II. UNE INSÉCURITÉ JURIDIQUE POUR CERTAINS SECTEURS QUI TRAVAILLENT LE 1ER MAI
A. DES SECTEURS QUI, TRADITIONNELLEMENT, TRAVAILLENT LE 1ER MAI
Dans certains secteurs d'activité, tels que la boulangerie-pâtisserie, les fleuristes, les jardineries ainsi que les théâtres et cinémas, l'ouverture des établissements et le travail des salariés le 1er mai ne soulevaient d'ordinaire pas de question. Cette pratique traditionnelle, conjuguée à la majoration salariale de 100 % expliquaient cette absence de difficulté dans les entreprises, comme les organisations d'employeurs de ces secteurs l'ont fait valoir au rapporteur.
Les employeurs pensaient d'autant plus être dans leur bon droit qu'une position ministérielle ancienne les assurait de la légalité de leurs activités le 1er mai.
Ce jour revêt en outre une importance majeure pour ces établissements et, notamment, pour les fleuristes. Le 1er mai représente ainsi une des toutes premières fêtes en termes de chiffre d'affaires selon l'Union nationale des fleuristes, la vente de muguet le 1er mai engendrant un chiffre d'affaires d'un montant de 19,4 millions d'euros selon la Fédération française des artisans fleuristes.
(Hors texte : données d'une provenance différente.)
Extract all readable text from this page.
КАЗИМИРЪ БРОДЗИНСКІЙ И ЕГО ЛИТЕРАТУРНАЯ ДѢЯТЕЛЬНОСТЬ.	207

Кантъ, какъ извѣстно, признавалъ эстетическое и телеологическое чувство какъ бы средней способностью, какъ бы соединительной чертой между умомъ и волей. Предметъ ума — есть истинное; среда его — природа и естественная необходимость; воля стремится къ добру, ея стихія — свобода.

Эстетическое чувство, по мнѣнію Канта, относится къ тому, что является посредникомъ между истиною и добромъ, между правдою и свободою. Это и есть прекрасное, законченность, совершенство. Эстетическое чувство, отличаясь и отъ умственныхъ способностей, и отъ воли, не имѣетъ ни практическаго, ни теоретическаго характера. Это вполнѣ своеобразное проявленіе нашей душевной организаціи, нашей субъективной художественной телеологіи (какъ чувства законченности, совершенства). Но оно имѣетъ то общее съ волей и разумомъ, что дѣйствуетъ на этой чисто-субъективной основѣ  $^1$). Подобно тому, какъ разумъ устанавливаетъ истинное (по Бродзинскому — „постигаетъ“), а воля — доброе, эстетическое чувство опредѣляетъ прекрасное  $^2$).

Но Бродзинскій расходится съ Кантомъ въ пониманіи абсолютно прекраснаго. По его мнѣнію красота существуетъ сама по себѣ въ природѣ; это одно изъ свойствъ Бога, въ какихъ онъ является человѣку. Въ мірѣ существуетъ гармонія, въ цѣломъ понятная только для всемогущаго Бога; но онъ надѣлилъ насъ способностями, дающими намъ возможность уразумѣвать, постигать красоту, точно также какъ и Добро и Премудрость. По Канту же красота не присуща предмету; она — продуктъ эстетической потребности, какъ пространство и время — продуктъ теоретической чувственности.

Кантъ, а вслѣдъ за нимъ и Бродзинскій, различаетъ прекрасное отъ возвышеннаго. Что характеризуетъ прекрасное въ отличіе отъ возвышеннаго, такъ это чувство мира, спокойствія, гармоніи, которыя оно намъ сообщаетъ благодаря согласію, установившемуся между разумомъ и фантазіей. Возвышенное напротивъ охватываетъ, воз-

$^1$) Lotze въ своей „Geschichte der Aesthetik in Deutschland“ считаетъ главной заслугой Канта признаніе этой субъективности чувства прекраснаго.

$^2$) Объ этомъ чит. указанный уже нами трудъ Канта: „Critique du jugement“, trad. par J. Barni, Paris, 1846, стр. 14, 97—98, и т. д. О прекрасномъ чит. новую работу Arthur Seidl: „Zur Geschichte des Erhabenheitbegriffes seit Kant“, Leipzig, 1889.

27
B. CES DERNIÈRES ANNÉES, DES VERBALISATIONS LOURDES DE CONSÉQUENCE
Ce statu quo a été remis en cause par des contrôles et des verbalisations dressées par certains services de l'inspection du travail en 2023, 2024 et 2025. La sanction applicable en cas de manquement à la législation sur le 1er mai est une amende de 750 euros, au plus, appliquée autant de fois qu'il y a de salariés indûment employés. Pour des très petites entreprises (TPE) comme le sont, souvent, les commerces de proximité, ces sommes ne sont pas négligeables.
Ces verbalisations ont été très localisées et marginales - en Vendée, en Charente, à Paris ou à Lyon notamment. En particulier, cinq boulangers ont été verbalisés en Vendée par l'inspection du travail pour avoir occupé leurs salariés le 1er mai 2024. Après avoir pu démontrer que leur situation et la nature de leur activité ne permettaient pas d'interrompre le travail le 1er mai, ces employeurs ont finalement été relaxés par des jugements du 25 avril 2025 du tribunal de police de la Roche-sur-Yon.
La fédération de la jardinerie a aussi fait état de contrôles, menés en 2023, de l'inspection du travail en Charente, qui ont conduit à un rappel à la loi d'une jardinerie indépendante et d'une boutique de fleuriste. De même, une procédure pénale a également été ouverte suite à l'ouverture d'un commerce le 1er mai 2024.
Bien que peu nombreuses, et sans aboutir nécessairement à une condamnation pénale, ces verbalisations ont suffi à révéler l'insécurité juridique du cadre légal existant et à susciter l'inquiétude des professionnels.
Dès lors, une majorité de boulangeries ont décidé de rester fermées le 1er mai 2025. Parmi les boulangeries ayant ouvert ce jour-là, une vingtaine auraient été verbalisées selon la confédération nationale de la boulangerie et boulangerie-pâtisserie française. Cette organisation souligne que cette situation a fait naître, parmi la profession, « un sentiment de surprise, de confusion et d'incompréhension ». Une réaction identique est relevée par les représentants des fleuristes, couplée à un sentiment d'injustice de ne pouvoir exercer correctement son métier, le jour où la vente du muguet par les particuliers est tolérée. L'inadaptation du régime juridique du 1er mai est d'autant plus grande qu'il est proscrit aux vendeurs non professionnels de muguet « de s'installer à proximité d'un fleuriste... qui, désormais, restera fermé ! », selon les propos du président de l'Union nationale des fleuristes.